Note the use of the word "allegedly". On the Internet, nobody knows that you're a dog, as the saying goes, but then again, I've encountered some of these same sentiments offline, where I've been much more certain of who was what, and it is deeply disconcerting. This is not a matter of saying "why aren't Jews better than everybody else", this is a matter of wondering, out loud, how one can find a good number of them embracing an evil so clearly at odds with their own religion. Consider what we celebrate on Chanukah - the preservation of Jewish ways against the efforts at forced homogenization on the part of the Graeco-Syrian rulers of Israel during the Hellenistic era, a much earlier era's version of globalization. Consider what has always been said of that celebration - that we celebrate, not just our own people's freedom to maintain its identity as a people and preserve its own ways, but that of every people to do likewise.
This real tolerance goes back deeply into antiquity. Consider, for example, what did not happen when David conquered the Moabites, et al. He did not forcible Judaize his new vassal states. All that made them who they were was accepted, within reason. That was his way, and it is ours, so who are these haughty children we have produced who would presume to tell a modern people - the French - who they have the right to be, demanding that they surrender their very existence as a distinct culture, and what excuse can they find for such outrageous arrogance, in a background that has for so long pointed people away from that particular brand of arrogance?
Do you see why I am embarrassed and uncomfortable? When the youngest contingent of adult Jews in my midst can be seen producing more than its share of narrowminded, culturally intolerant idiots, there's an awkward question that arises - who is in the community that raised these disappointing children?
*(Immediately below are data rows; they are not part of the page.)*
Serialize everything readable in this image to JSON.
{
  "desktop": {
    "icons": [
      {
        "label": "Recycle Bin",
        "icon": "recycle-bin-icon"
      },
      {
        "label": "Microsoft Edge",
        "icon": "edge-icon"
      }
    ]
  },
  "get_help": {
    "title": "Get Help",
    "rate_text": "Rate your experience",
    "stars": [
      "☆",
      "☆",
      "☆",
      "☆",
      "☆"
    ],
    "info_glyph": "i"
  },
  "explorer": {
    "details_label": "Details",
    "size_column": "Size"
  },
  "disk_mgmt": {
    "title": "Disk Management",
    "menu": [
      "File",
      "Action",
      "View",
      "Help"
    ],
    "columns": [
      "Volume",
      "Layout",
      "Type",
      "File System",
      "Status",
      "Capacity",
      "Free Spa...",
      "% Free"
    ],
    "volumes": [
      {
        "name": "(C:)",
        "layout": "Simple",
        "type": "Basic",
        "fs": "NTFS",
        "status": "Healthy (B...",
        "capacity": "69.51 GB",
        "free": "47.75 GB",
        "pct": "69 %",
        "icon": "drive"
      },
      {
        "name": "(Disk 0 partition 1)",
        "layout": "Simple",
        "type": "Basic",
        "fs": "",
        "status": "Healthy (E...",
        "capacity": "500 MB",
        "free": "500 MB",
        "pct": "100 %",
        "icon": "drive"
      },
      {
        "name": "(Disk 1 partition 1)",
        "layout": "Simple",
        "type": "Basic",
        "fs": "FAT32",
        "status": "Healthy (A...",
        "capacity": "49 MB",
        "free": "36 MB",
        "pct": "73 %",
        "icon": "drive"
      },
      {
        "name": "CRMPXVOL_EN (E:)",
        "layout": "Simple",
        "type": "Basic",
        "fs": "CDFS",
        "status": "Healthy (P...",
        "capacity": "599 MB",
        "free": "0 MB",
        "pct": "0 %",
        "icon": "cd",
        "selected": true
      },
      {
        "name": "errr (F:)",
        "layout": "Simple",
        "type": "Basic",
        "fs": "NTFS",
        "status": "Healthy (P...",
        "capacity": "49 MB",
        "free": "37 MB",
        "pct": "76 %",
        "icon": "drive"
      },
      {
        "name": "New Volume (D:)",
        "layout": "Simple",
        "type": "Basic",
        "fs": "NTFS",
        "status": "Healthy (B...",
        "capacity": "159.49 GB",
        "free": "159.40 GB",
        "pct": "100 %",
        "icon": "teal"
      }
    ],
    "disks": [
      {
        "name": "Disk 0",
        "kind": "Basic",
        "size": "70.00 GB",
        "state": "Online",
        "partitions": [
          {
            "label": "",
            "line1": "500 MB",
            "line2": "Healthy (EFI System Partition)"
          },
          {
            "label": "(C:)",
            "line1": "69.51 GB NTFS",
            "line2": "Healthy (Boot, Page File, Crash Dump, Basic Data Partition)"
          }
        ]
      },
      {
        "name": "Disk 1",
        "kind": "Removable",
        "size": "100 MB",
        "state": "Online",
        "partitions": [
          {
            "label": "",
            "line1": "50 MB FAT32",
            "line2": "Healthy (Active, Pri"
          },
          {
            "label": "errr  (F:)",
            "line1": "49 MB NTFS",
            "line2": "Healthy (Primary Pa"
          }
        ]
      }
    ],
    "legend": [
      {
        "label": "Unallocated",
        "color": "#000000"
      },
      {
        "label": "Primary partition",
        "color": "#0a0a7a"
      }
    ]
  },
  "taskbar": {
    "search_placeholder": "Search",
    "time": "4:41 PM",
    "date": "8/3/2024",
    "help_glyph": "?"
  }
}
Perhaps I have just had bad luck offline and encountered a string of young people far worse than the actual norm, and certainly I can't deny that I seem to be some kind of magnet for the worst elements of society, but if this sample of the local Jewish youth that Life has brought into my presence is not so very atypical? If so, then I can't sit back at a comfortable distance thinking "wow, did those people foul up", without wondering if maybe I was one of the people who fouled up and horrifically so, if these are the values we're passing along to the next generation coming. How did they become the heavies, these young people of ours, and where did we go wrong, as their elders? Let's apply a little logic - if one was never a dissident in one's community (I know I wasn't), and the community starts tilting in a strange and bad direction, how logical is it to think "oh, it's those other people who did that, surely not me"?
Yes, I'm childless so far, unless one of my ex-girlfriends has a surprise for me, but you know what a shul is like - every adult becomes an influence, so who can truly say "it's not my responsibility"? But I can honestly say that I'm baffled, and more than a little concerned.